Sticking to a sleep schedule and limiting blue light (emitted from mobile devices and computer screens) prior to bed are useful for improving sleep quality.

But when these lifestyle changes fall short, consider these four best natural supplements for sleep.

1. Melatonin

Melatonin is a natural hormone that plays a role in sleep. It’s produced and released depending on the time of day, rising in the evening and falling in the morning.

Supplementing with melatonin can help decrease the time it takes to fall asleep, but it doesn’t seem to improve sleep quality (1).

Compared with Ambien (zolpidem), a common pharmaceutical used to treat insomnia, melatonin is less effective in reducing the time it takes to fall asleep but it’s associated with less side-effects (2).

Melatonin supplementation does not cause your body to produce less of the hormone. It’s also not  associated with withdrawal nor dependence, and it has a strong safety profile (3).

An effective dose of melatonin is between 0.5 mg to 5 mg. Start with 0.5 mg, and if that isn’t effective, work up to 3-5 mg (4).

2. Lemon Balm

Lemon balm (Melissa officinalis) is an herb from the mint family.

Its leaves, which have a mild lemon aroma, have been used medicinally for centuries for its calming properties.

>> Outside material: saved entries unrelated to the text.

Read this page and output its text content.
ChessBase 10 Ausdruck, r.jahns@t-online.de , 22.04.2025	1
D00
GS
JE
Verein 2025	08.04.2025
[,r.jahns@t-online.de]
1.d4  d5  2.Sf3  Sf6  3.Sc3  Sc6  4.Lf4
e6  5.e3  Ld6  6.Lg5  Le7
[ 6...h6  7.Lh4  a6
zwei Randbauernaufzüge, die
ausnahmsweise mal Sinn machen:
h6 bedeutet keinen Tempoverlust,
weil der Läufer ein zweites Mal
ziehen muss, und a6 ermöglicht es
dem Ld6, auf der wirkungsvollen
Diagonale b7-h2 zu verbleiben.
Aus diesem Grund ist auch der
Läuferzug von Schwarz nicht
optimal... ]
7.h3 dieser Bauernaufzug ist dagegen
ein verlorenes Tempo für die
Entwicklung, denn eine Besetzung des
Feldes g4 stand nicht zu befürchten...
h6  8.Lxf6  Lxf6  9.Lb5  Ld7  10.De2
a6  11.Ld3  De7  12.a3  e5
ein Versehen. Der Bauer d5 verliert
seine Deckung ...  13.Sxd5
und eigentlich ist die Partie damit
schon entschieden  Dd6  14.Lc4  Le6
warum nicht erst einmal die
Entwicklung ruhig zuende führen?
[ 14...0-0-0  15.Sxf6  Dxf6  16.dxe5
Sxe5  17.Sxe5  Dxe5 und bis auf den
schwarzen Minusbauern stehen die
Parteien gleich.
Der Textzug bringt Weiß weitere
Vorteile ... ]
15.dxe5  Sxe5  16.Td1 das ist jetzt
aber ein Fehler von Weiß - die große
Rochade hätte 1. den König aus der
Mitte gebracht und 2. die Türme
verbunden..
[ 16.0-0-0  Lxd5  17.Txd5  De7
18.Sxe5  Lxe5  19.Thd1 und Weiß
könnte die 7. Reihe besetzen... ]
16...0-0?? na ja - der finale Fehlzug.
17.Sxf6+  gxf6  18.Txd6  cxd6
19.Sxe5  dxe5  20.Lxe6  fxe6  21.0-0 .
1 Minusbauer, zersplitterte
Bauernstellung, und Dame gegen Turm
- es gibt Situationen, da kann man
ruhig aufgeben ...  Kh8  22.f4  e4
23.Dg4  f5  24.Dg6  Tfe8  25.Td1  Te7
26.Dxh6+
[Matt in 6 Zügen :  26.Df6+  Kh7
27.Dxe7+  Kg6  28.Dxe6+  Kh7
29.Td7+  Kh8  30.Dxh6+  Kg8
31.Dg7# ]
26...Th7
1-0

Lemon balm contains compounds which act to inhibit the breakdown of gamma-Aminobutryic acid (GABA). 

Low levels of GABA are known to lead to hyperactivity and are linked to anxiety and depression, among others (5).

Therefore, lemon balm may not necessarily trigger sleep itself, but it may help facilitate the sleeping process through its ability to promote calmness.

Lemon balm may be taken as:

  • A supplemental pill, 300 – 1500 mg, 3-5 times daily
  • Tinctures, 2-6 ml, 1-3 times daily.
  • Herbal tea, 1.5 – 4.5 g of comminuted substance, 1-3 times daily

3. Chamomile

Chamomile is one of the oldest, most widely used medicinal plants.

Today, it’s used as a dietary supplement for its calming effects (6).

Chamomile contains a compound called apigenin, which may ease anxiety and act as a sedative at high doses.

In one study, people who were diagnosed with mild to moderate anxiety were given a supplement containing chamomile or a placebo (7).

Compared with placebo, people who took chamomile showed a significantly greater reduction in anxiety.

Chamomile is not recommended for those who are pregnant, breast-feeding, or allergic to ragweed and related plants.

Currently, there is insufficient scientific information to determine an efficacious dose.

4. L-Theanine

L-theanine is an amino acid that is found in black and green tea.

In fact, tea is the only dietary source of L-theanine.

In tea, L-theanine promotes relaxation and works synergistically with caffeine helping to ‘take the edge off (8).’

Similar to lemon balm, L-theanine doesn’t have a sedative effect. But due to its relaxation properties it may help with sleep.

An effective dose ranges between 100-200 mg in supplemental capsule form.

For comparison purposes, L-theanine constitutes between one and two percent of dry weight tea, corresponding to 25-60 mg per 200 ml.

The Bottom Line

Many people struggle to either stay or fall asleep. 

You can promote sleep by sticking to regular sleeping schedule or limiting blue light prior to bed. 

If these methods fall short, there are several natural supplements for sleep. These include melatonin, lemon balm, chamomile as well as L-theanine.